The episode should be about what needs to be done in the perspective of someone making a library and how to approach this problem.

Length Bite-Sized

LB-- commented 3 months ago

You might have oversimplified your actual problem. In the example you provided, your public interface should take gsl::span or std::span and you can optionally provide convenience functions for std::array if the span conversions in user code are not to your liking.
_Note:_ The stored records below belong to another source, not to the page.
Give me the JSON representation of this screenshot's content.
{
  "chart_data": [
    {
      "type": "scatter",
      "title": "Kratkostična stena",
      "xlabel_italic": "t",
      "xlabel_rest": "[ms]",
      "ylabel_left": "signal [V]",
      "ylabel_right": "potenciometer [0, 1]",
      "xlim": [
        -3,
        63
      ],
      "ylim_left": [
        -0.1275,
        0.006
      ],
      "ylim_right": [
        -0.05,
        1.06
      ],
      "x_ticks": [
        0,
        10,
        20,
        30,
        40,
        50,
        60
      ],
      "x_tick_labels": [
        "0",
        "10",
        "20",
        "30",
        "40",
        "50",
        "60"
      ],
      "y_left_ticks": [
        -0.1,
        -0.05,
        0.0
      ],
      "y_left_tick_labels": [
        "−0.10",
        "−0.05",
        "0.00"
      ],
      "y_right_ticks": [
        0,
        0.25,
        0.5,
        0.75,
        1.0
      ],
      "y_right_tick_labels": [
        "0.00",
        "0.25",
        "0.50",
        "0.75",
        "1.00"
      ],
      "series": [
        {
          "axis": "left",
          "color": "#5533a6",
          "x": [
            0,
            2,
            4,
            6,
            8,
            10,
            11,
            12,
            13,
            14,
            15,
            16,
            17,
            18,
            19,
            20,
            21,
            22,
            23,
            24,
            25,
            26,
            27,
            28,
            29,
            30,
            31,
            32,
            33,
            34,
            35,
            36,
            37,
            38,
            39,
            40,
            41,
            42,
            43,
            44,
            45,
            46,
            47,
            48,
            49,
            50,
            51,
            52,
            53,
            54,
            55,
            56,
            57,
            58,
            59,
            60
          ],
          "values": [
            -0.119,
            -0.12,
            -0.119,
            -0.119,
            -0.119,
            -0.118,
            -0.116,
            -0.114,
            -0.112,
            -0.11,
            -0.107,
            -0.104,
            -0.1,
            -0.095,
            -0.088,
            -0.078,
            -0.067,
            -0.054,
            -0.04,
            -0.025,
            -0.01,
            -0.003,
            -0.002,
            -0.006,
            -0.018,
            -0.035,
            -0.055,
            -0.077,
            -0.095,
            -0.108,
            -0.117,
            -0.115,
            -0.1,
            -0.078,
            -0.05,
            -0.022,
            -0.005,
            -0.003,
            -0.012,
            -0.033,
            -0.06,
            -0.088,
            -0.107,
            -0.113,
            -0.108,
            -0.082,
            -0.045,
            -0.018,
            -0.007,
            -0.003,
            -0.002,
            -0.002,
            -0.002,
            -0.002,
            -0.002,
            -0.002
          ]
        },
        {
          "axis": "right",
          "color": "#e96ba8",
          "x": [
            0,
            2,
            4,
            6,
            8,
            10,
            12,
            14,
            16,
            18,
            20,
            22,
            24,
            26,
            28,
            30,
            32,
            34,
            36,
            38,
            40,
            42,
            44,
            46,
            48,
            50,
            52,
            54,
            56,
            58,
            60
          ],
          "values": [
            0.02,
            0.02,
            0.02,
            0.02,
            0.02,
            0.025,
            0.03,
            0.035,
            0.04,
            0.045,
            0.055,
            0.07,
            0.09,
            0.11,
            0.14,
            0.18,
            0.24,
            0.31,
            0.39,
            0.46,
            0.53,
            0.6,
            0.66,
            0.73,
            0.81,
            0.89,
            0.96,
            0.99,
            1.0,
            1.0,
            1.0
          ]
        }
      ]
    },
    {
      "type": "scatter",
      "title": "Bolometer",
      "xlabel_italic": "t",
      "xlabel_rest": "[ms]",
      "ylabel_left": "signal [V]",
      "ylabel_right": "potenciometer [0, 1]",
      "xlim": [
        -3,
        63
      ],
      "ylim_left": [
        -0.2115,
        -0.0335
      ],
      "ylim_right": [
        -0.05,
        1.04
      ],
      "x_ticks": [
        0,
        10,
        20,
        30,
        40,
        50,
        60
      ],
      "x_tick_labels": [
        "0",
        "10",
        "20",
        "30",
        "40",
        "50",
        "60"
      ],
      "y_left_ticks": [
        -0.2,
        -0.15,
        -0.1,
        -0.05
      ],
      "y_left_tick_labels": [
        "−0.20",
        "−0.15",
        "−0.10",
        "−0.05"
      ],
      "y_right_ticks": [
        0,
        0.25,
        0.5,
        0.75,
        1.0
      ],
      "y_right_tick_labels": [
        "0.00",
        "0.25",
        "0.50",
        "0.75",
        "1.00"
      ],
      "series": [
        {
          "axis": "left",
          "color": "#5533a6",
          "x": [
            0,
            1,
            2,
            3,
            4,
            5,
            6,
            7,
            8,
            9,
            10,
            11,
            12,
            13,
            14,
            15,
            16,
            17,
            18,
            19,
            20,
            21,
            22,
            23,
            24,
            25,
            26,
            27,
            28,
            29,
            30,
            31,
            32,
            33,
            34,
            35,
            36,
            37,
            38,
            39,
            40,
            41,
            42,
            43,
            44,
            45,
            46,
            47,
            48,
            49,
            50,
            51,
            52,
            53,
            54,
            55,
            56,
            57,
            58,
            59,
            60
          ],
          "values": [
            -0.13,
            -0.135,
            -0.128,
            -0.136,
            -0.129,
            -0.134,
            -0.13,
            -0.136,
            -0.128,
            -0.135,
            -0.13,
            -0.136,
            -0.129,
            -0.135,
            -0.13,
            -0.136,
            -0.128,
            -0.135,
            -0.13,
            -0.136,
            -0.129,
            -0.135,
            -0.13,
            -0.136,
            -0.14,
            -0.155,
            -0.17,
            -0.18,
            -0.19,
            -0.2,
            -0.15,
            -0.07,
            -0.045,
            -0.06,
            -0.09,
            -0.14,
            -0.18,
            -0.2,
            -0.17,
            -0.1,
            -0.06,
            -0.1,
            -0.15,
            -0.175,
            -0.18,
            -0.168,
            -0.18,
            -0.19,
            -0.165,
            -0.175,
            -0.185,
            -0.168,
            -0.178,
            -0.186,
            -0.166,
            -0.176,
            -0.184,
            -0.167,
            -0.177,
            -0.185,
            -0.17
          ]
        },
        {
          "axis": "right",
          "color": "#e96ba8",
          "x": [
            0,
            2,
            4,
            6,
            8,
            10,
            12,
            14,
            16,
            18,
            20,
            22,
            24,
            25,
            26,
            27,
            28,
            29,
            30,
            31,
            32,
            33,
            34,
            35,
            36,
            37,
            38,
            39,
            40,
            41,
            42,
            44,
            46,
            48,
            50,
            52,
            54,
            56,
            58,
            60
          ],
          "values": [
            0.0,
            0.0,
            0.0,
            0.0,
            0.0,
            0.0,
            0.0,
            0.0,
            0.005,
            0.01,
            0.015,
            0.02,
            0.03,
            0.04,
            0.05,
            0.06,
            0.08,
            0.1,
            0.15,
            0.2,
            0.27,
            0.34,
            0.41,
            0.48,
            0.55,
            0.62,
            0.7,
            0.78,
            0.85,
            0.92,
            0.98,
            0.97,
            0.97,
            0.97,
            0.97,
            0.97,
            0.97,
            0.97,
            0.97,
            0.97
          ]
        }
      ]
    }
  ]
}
Then your private implementation can have optimized versions for specific sizes based on your needs, and fall back to generic implementations for other sizes.

//library.hpp
#include <gsl/span>

namespace library
{
    using gsl::span;

    void createDecreasingOdds(span<float_t>, int k);
    void sumDistribution(span<float_t const> probabilities, span<float_t> results);
}
//library.cpp
#include <library.hpp>

namespace library
{
    void createDecreasingOdds(span<float_t> s, int k)
    {
        switch(std::size(s))
        {
            case 0: return;
            case 1: return createDecreasingOddsOptimized<1>(s, k);
            case 2: return createDecreasingOddsOptimized<2>(s, k);
            case 3: return createDecreasingOddsOptimized<3>(s, k);
            //...
            default: break;
        }
        //generic implementation
        return;
    }
    void sumDistribution(span<float_t const> probabilities, span<float_t> results)
    {
        if(std::size(probabilities) != std::size(results))
        {
            //error handling / contract violation
            return;
        }
        switch(std::size(probabilities))
        {
            case 0: return;
            case 1: return sumDistributionOptimized<1>(probabilities, results);
            case 2: return sumDistributionOptimized<2>(probabilities, results);
            case 3: return sumDistributionOptimized<3>(probabilities, results);
            //...
            default: break;
        }
        //generic implementation
        return;
    }
}
//user code.cpp
#include <library.hpp>
#include <array>

static constexpr std::size_t const S{10};
int main()
{
    std::array<float_t, S> a;
    library::createDecreasingOdds(a, 123);
    return a.front();
}

If your actual problem is more complex than that, then I'm not sure it could be covered in a bite-sized episode, since it really depends on a lot of different factors. Public API design is a whole field of its own.

ricardomatias commented 2 months ago

Thanks for the feedback @LB--, I wasn't aware of std::span. In my case the library is for embedded development, so I can't have any dynamic allocations and structure sizes have to be defined beforehand.